Boris Johnson: Conservative 'clown' becomes London mayor
LONDON (AFP) — Boris Johnson rode to victory as London mayor on a wave of public affection for his clownish gaffes and witty soundbites -- but now faces a battle to prove he is also capable of leading a major world city.
With his wild mop of blond hair, a turn of phrase reminiscent of author P.G. Woodhouse's upper-class twit Bertie Wooster and a string of chat show appearances under his belt, Johnson is already a household name here.
But a series of high-profile gaffes and his relative lack of frontline experience have left doubts about his ability to govern London, particularly in the run-up to the 2012 Olympic Games.

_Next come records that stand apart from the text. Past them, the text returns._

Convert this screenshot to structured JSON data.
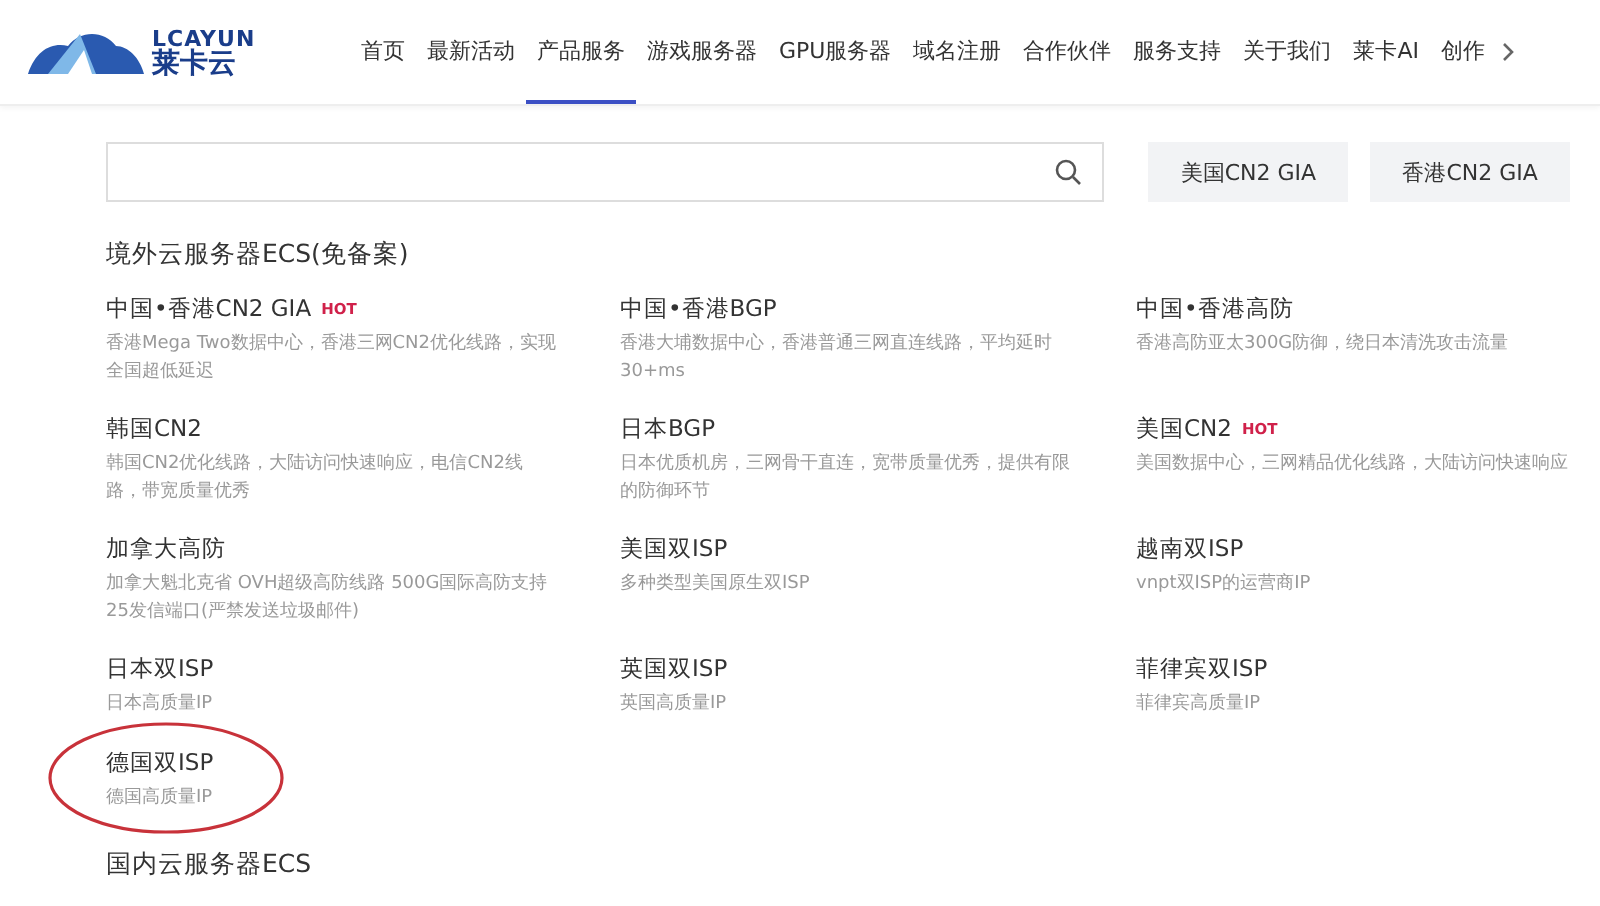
{
  "logo": {
    "latin": "LCAYUN",
    "chinese": "莱卡云"
  },
  "nav": [
    {
      "label": "首页",
      "selected": false
    },
    {
      "label": "最新活动",
      "selected": false
    },
    {
      "label": "产品服务",
      "selected": true
    },
    {
      "label": "游戏服务器",
      "selected": false
    },
    {
      "label": "GPU服务器",
      "selected": false
    },
    {
      "label": "域名注册",
      "selected": false
    },
    {
      "label": "合作伙伴",
      "selected": false
    },
    {
      "label": "服务支持",
      "selected": false
    },
    {
      "label": "关于我们",
      "selected": false
    },
    {
      "label": "莱卡AI",
      "selected": false
    },
    {
      "label": "创作",
      "selected": false
    }
  ],
  "search": {
    "buttons": [
      "美国CN2 GIA",
      "香港CN2 GIA"
    ]
  },
  "sections": [
    {
      "title": "境外云服务器ECS(免备案)",
      "products": [
        {
          "name": "中国•香港CN2 GIA",
          "badge": "HOT",
          "description": "香港Mega Two数据中心，香港三网CN2优化线路，实现全国超低延迟",
          "circled": false
        },
        {
          "name": "中国•香港BGP",
          "description": "香港大埔数据中心，香港普通三网直连线路，平均延时30+ms",
          "circled": false
        },
        {
          "name": "中国•香港高防",
          "description": "香港高防亚太300G防御，绕日本清洗攻击流量",
          "circled": false
        },
        {
          "name": "韩国CN2",
          "description": "韩国CN2优化线路，大陆访问快速响应，电信CN2线路，带宽质量优秀",
          "circled": false
        },
        {
          "name": "日本BGP",
          "description": "日本优质机房，三网骨干直连，宽带质量优秀，提供有限的防御环节",
          "circled": false
        },
        {
          "name": "美国CN2",
          "badge": "HOT",
          "description": "美国数据中心，三网精品优化线路，大陆访问快速响应",
          "circled": false
        },
        {
          "name": "加拿大高防",
          "description": "加拿大魁北克省 OVH超级高防线路 500G国际高防支持25发信端口(严禁发送垃圾邮件)",
          "circled": false
        },
        {
          "name": "美国双ISP",
          "description": "多种类型美国原生双ISP",
          "circled": false
        },
        {
          "name": "越南双ISP",
          "description": "vnpt双ISP的运营商IP",
          "circled": false
        },
        {
          "name": "日本双ISP",
          "description": "日本高质量IP",
          "circled": false
        },
        {
          "name": "英国双ISP",
          "description": "英国高质量IP",
          "circled": false
        },
        {
          "name": "菲律宾双ISP",
          "description": "菲律宾高质量IP",
          "circled": false
        },
        {
          "name": "德国双ISP",
          "description": "德国高质量IP",
          "circled": true
        }
      ]
    },
    {
      "title": "国内云服务器ECS"
    }
  ]
}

"We need a serious ambassador for London to be our mayor, not a clown," Brian Paddick, the failed Liberal Democrat candidate for City Hall, said during the campaign.
Johnson, 43, who is usually known simply as "Boris", has the pedigree for high political office -- he was educated at the elite Eton College school and Oxford University, where he read Classics.

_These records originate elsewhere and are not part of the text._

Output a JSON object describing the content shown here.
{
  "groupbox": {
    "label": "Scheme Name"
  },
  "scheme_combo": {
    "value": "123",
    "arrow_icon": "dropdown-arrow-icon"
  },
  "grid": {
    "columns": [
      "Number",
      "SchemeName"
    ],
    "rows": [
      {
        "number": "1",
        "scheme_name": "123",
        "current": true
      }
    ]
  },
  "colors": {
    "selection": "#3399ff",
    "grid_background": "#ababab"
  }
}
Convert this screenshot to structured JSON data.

His father Stanley told BBC television before the results were announced Friday that if his son could master Greek and Latin, he could do just about anything, including run a city.

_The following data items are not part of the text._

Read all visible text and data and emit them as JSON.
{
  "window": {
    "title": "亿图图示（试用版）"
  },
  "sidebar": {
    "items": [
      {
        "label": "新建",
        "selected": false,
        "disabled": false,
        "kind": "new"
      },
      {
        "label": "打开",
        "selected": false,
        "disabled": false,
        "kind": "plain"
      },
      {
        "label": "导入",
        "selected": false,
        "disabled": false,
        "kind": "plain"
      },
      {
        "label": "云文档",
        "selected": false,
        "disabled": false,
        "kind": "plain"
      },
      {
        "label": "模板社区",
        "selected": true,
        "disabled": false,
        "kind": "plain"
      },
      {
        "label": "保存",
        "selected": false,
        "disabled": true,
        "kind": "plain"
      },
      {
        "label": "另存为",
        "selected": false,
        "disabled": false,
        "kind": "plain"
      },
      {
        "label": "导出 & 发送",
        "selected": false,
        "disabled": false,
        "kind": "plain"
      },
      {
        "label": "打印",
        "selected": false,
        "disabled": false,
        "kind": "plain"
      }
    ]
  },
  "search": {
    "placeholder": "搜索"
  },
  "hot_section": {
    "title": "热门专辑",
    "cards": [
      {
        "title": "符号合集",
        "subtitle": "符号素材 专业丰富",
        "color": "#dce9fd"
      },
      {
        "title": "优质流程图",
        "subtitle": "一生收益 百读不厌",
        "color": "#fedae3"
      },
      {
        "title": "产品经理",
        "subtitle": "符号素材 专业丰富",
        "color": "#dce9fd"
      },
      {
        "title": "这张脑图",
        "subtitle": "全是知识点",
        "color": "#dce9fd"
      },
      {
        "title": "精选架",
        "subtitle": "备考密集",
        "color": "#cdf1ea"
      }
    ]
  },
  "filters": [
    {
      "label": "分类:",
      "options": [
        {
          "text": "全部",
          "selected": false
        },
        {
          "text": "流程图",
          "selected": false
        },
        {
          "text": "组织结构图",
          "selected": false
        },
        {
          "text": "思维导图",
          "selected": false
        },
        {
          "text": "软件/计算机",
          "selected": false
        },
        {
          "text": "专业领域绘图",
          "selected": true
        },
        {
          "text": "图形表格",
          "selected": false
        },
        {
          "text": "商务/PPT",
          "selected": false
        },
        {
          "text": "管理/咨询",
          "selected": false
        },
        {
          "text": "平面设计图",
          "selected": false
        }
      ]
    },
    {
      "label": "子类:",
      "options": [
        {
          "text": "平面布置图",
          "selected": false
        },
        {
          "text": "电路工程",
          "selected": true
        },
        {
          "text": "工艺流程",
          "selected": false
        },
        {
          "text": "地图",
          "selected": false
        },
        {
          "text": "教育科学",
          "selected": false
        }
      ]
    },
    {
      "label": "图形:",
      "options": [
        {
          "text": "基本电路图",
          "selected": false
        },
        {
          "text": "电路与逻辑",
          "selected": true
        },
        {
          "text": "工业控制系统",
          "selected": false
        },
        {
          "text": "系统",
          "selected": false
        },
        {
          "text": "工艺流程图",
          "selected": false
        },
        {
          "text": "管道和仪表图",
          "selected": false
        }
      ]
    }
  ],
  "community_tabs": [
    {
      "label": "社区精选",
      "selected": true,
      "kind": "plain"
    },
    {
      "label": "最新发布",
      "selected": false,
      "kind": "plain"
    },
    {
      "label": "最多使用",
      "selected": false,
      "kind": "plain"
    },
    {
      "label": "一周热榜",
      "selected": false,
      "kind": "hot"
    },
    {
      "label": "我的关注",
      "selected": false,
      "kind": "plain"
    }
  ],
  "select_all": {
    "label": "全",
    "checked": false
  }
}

But Johnson junior has had to apologise repeatedly for perceived offensive remarks, while his most senior previous jobs were editing the right-wing Spectator magazine and acting as Conservative spokesman on higher education.
His accusation in 2004 that the people of Liverpool were wallowing in "victim status" after hostage Ken Bigley was killed in Iraq saw him forced to take a penitential trip to the northwest English city to say "sorry" in person.
He was dismissed not long after from the Conservatives' front-bench team for misleading then party leader Michael Howard about an extra-marital affair.
Comments in 2006 linking Papua New Guinea to "cannibalism and chief-killing" when describing a decade of infighting in the Tory party led to protests from the Pacific island state's diplomats.
Johnson promised to "add Papua New Guinea to my global itinerary of apology".
Meanwhile, London's black MPs, anti-racism campaigners, his mayoral challengers and a left-wing thinktank condemned his description in a 2002 newspaper article of black people as "piccaninies" with "water melon smiles".
The self-styled "one-man melting pot" -- his great-grandfather was briefly interior minister in the last Ottoman Turk government and he claims French, German and Russian heritage -- apologised but said he was taken out of context.
Elsewhere, there has also been controversy over his links to Darius Guppy, an old schoolfriend who was convicted of fraud -- and also reportedly roped Johnson into a plan to beat up a journalist.
But Johnson -- a close friend of current Tory leader David Cameron since Oxford and a fellow member of the raucous, upper class Bullingdon Club student drinking society -- bounced back during the knife-edge campaign.
His campaign targeted voters on the outskirts of London who have been alienated in previous mayoral elections by the focus on inner-city issues -- the "doughnut" strategy.
He ran on a platform of notably phasing out so-called "bendy buses" and reintroduce the hop-on, hop-off red Routmasters as well as reform Livingstone's controversial congestion charge road pricing scheme.
Johnson also has a strong following among some young people, thanks in part to appearances on top-rating quiz show "Have I Got News For You?" and underlined by his support on social networking website Facebook.
His challenge now is to translate popular support into policy success.